Une hausse de l'immigration à partir des années 2000

Deux concepts sont très souvent confondus : immigré et étranger. L’INSEE définit un immigré comme une personne née étrangère à l’étranger et résidant en France. En revanche, un étranger est une personne résidant en France sans disposer de la nationalité française. Si les deux concepts se recoupent souvent, il peut y avoir des différences, ce qui explique qu’il y ait environ 7 millions d’immigrés et 5 millions d’étrangers en France. Dit autrement, un immigré cesse d'être étranger dès lors qu'il se fait naturaliser pour devenir Français.

À l’inverse, il existe également près d’un million d’étrangers nés en France, donc non immigrés, qui sont principalement les enfants de deux étrangers n’ayant pas encore obtenu la nationalité française (la nationalité pouvant s’obtenir à partir de 13 ans).

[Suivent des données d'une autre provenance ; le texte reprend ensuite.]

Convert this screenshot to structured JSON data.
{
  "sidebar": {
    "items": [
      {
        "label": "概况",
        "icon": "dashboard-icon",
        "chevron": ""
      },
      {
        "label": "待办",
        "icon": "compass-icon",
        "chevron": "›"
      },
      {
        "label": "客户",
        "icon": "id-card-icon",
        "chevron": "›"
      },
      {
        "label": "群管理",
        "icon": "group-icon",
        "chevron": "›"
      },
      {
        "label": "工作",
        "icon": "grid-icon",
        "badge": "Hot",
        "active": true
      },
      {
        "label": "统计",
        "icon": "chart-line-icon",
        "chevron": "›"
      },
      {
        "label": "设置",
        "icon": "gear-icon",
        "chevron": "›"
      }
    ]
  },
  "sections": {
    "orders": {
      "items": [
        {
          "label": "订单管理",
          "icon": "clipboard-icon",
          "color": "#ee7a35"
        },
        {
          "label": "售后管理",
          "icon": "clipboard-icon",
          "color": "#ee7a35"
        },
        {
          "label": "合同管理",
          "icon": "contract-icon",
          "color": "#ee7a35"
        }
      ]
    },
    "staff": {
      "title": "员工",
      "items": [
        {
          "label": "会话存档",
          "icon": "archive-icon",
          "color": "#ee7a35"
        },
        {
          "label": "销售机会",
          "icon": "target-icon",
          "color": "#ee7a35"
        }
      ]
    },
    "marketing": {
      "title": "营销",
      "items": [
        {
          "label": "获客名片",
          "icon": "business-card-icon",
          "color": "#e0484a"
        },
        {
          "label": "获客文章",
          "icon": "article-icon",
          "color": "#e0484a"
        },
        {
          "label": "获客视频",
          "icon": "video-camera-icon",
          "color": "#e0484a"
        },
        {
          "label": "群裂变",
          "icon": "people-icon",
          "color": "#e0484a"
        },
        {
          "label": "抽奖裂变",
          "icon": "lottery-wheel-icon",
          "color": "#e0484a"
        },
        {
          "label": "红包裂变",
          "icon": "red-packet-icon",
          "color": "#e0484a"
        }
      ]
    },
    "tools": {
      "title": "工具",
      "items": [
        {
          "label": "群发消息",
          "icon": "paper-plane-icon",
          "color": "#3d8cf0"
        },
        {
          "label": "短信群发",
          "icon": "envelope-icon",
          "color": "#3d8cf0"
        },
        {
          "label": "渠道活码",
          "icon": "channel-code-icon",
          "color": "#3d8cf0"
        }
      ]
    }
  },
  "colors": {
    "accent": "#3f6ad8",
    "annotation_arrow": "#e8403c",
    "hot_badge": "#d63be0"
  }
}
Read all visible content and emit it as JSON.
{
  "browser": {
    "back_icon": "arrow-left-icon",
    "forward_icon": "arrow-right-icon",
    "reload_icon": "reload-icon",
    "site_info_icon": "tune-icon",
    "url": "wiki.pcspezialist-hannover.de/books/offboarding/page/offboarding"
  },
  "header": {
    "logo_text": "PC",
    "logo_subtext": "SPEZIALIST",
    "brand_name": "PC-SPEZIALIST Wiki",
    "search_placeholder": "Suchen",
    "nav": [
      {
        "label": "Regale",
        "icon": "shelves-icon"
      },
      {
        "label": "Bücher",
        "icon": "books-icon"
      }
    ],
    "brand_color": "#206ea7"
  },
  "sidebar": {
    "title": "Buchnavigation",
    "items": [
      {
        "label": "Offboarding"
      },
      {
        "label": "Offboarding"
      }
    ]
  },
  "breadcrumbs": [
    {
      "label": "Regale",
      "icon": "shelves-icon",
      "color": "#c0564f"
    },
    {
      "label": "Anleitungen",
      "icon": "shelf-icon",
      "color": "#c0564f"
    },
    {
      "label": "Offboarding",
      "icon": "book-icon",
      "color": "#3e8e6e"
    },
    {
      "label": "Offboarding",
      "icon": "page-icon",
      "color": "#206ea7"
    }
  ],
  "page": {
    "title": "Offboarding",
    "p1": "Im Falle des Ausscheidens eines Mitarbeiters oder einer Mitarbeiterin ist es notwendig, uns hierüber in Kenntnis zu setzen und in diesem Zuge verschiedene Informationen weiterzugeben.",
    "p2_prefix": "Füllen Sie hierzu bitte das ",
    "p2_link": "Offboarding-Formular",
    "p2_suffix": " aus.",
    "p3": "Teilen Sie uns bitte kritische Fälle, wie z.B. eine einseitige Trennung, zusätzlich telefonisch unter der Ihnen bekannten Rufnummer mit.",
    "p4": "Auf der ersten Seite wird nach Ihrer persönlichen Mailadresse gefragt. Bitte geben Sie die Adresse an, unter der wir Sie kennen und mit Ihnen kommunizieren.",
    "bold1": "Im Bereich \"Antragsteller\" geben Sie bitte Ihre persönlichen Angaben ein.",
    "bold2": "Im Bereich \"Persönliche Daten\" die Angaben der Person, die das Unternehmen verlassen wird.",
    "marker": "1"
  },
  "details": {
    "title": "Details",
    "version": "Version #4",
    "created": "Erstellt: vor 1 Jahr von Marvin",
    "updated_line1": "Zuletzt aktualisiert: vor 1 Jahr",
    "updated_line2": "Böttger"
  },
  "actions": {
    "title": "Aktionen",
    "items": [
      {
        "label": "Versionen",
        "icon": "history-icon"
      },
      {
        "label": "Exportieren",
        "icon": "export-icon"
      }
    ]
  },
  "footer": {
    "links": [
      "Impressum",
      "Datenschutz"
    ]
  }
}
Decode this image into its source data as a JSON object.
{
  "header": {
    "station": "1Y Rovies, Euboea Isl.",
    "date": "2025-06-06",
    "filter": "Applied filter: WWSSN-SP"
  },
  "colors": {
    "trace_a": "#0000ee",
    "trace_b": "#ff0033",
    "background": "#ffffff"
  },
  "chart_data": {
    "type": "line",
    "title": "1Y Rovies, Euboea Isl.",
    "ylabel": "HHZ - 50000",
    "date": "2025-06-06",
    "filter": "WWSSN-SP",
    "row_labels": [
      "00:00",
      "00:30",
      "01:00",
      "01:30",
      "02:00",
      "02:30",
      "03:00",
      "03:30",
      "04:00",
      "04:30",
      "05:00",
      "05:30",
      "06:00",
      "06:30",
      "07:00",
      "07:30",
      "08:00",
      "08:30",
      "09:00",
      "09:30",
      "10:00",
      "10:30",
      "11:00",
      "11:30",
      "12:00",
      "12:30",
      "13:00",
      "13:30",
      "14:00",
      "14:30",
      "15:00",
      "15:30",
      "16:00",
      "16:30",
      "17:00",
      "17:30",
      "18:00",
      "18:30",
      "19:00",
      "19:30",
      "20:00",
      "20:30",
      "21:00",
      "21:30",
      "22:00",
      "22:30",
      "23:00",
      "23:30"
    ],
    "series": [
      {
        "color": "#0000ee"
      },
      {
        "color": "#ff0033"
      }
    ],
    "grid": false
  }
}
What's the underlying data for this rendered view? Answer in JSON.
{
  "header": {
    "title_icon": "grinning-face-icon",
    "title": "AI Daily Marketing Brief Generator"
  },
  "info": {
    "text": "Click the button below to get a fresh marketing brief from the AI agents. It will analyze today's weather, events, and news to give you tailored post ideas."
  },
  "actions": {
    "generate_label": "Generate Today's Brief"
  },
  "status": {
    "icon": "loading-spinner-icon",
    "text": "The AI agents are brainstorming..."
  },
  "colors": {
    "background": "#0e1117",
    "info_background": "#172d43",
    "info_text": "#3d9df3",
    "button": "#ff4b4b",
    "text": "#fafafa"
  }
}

Depuis les années 1950, on constate que la proportion de la population immigrée en France a eu tendance à augmenter, d'abord pendant les Trente Glorieuses, puis depuis le début des années 2000. Alors qu'en 1920, la population immigrée représentait 4 % de la population, elle en représentait 7 % en 1975 et 10 % en 2020.

L'accroissement modéré de la population immigrée en France tient au solde migratoire fortement positif. Alors qu’il était d’environ 150 000 personnes par an à la fin des années 2000, il a progressivement augmenté pour représenter environ 200 000 entrées nettes par an à partir de 2014.

Une immigration africaine, mais aussi européenne

En 2020, sur une population de près de 7 millions d’individus, près de la moitié provenait de pays africains (principalement du Maghreb) et un tiers venait d’un pays européen (principalement du sud de l’Europe). La proportion de la population africaine dans la population immigrée est en nette croissance par rapport aux années 1960 où elle en représentait 20 % du total.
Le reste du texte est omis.